I shook my head at Mace when she opened the door.
She didn’t say a word or ask me anything. I had never been so grateful to anyone in my life. She watched as I dropped my backpack and climbed into bed, pulling the covers over my head. I reached into my pocket so I could hold on to Trip’s KOB. A few seconds later, I felt Mace carefully lifting the blanket and pulling my sneakers off. When she was done, she turned down the lights and closed the shades. It was dark and I couldn’t see, but after a minute, I heard something that sounded an awful lot like a pink water bottle with its very own filter being filled and placed on the nightstand by my side.
I guess I slept through the rest of the day and the whole night. Mace gently shook me the next morning. She gathered our things and got me out to the waiting cab.
I stayed silent the whole train ride back, but Mace babbled at every grown-up who even glanced our way. Yakking on about cousins and waiting aunts. Cheerfully announcing that everyone should probably give us some space, seeing as I most likely had a High-Grade Fever. It worked. People stayed away. I kept my cheek pressed against the cool train window and stared at the passing world. Haven’s phone blinked with about a hundred billion messages on it. I put it away without listening.

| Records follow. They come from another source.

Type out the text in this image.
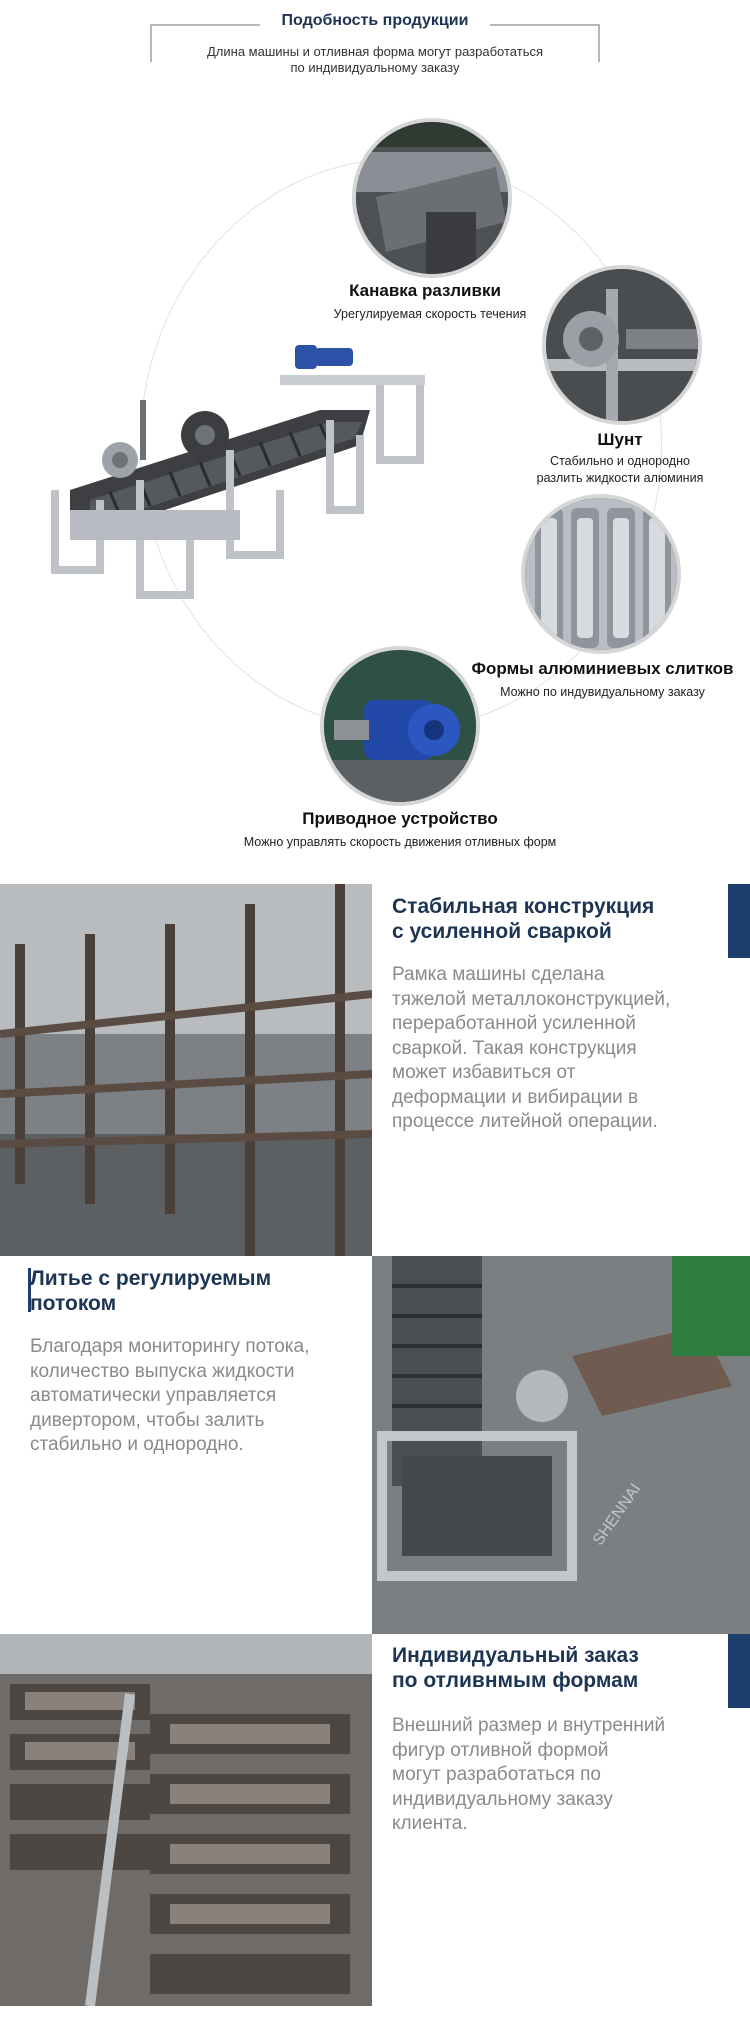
Подобность продукции
Длина машины и отливная форма могут разработаться
по индивидуальному заказу
Канавка разливки
Урегулируемая скорость течения
Шунт
Стабильно и однородно
разлить жидкости алюминия
Формы алюминиевых слитков
Можно по индувидуальному заказу
Приводное устройство
Можно управлять скорость движения отливных форм
Стабильная конструкция
с усиленной сваркой
Рамка машины сделана
тяжелой металлоконструкцией,
переработанной усиленной
сваркой. Такая конструкция
может избавиться от
деформации и вибирации в
процессе литейной операции.
Литье с регулируемым
потоком
Благодаря мониторингу потока,
количество выпуска жидкости
автоматически управляется
дивертором, чтобы залить
стабильно и однородно.
SHENNAI
Индивидуальный заказ
по отливнмым формам
Внешний размер и внутренний
фигур отливной формой
могут разработаться по
индивидуальному заказу
клиента.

Mace forced me to take tiny sips from that pink water bottle. She handed me bits of a protein bar that she assured me was 100% organic with no artificial colors or flavors.

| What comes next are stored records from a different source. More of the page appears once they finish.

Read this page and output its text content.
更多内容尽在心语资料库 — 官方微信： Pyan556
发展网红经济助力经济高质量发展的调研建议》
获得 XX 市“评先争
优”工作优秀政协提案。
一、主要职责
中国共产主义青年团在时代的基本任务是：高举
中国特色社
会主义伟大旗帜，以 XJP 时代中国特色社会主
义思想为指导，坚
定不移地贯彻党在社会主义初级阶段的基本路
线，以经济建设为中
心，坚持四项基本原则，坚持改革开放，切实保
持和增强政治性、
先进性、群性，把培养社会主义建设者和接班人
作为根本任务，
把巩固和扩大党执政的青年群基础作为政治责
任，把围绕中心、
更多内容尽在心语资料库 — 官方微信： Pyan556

By the time we were home, it was night again, the day lost in travel and weariness. Mace paid for the cab that took us from the train station back to the apartment. “Do you need help getting up the stairs? Do you—do you need anything?”
I just shook my head.
I wanted to thank her for not making me talk.
For not needing to know.
But I just looked at her and hoped she knew what I was trying to say. I think she did. Anyway, I was surprised at how worried and sad her dark eyes looked.